En tiempos en los que se debate cómo la implantación de la mascarilla también alivió el acoso callejero a las mujeres —cabe enfatizar una vez más que el problema nunca está en cómo se presentan las mujeres libremente al aire libre, sino en la propia educación y nivel de adaptación social del acosador de turno—, requerir espacios personales y seguros acordes a la distancia social no es algo que nos pille de nuevas o que no se haya estudiado.

Según la proxemia —el término que estableció el antropólogo Edward T. Hall para categorizar el uso que hacemos del espacio que rodea a nuestro cuerpo cuando nos relacionamos, delimitando culturalmente qué espacio necesitamos para la intimidad en la organización de nuestra lingüística e interacción con los demás—, la «distancia íntima» se sitúa entre los 15 y 45 centímetros de nuestro cuerpo. Esta teoría, que viene a definir las distintas culturas en función de su relación con la distancia entre las personas, ya sea íntima, personal, social o pública, defiende que si alguien puede rebasar esa frontera, se trataría únicamente de «personas privilegiadas» en nuestra concepción de la territorialidad personal.

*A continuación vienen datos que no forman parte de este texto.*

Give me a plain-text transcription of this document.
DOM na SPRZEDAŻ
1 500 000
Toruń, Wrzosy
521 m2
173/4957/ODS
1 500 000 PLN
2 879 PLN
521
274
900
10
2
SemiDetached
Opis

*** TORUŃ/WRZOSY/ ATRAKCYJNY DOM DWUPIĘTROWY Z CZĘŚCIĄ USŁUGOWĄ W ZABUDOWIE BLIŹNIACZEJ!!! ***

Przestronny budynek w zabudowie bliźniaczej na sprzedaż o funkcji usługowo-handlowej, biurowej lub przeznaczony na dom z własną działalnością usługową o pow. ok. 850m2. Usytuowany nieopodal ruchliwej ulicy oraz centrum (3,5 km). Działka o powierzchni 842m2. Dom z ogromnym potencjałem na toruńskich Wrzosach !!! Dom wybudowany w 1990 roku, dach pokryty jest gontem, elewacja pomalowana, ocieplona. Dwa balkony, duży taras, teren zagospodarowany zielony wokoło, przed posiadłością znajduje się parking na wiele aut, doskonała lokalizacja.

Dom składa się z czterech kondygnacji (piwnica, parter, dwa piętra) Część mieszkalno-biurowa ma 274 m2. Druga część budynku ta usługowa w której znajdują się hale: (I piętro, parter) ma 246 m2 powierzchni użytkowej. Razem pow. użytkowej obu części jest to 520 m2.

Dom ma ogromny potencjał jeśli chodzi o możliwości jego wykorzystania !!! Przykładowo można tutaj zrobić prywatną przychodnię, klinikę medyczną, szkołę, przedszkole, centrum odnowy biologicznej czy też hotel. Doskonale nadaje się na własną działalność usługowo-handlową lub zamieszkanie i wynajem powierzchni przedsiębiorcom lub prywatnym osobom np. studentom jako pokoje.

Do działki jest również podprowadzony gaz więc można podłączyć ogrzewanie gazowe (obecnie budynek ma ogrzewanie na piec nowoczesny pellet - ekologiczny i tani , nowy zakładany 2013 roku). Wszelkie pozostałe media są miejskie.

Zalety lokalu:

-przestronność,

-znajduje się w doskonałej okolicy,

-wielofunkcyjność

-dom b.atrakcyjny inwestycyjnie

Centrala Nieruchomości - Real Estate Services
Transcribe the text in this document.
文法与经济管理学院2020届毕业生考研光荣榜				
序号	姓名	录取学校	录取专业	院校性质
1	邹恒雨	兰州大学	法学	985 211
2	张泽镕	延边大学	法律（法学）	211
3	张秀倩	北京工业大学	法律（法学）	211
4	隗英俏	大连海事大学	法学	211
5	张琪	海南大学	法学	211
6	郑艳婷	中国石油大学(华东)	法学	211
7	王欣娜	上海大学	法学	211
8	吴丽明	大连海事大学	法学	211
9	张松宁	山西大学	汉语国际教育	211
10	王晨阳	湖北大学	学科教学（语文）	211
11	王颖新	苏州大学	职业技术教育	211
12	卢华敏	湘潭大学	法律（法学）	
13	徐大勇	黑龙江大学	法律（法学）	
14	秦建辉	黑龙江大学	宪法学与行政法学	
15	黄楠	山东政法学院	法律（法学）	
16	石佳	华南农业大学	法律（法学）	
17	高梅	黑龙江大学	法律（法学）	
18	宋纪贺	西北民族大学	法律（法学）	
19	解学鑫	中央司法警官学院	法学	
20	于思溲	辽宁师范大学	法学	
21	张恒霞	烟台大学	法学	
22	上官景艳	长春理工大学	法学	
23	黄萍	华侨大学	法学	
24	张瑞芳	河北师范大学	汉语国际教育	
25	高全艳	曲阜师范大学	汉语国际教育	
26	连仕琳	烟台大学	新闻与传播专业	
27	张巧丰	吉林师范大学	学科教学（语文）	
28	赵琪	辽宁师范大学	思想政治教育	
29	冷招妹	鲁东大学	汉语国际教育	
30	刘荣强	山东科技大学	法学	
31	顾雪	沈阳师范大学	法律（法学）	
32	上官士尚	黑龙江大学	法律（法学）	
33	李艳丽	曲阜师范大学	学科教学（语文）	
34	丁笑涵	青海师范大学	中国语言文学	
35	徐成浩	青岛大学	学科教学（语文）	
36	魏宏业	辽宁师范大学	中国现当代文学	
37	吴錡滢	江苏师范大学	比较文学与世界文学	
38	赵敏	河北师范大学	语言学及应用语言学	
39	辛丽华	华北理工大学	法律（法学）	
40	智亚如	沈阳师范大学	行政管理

Más allá de rebasar ese privilegio personal antropológico y social, el coronavirus también nos hizo conscientes de que en esta costumbre informal tan poco proxémica, si se es un poco torpe, al rozar dos pares de labios se intercambiarán 80 millones de bacterias. Y no están las variantes víricas como para animarnos a la bacanal bacteriológica por saludar cualquier desconocido y fantasear con una vieja normalidad que, probablemente, nadie se atrevería a defender como la buena, única imaginable y la de verdad.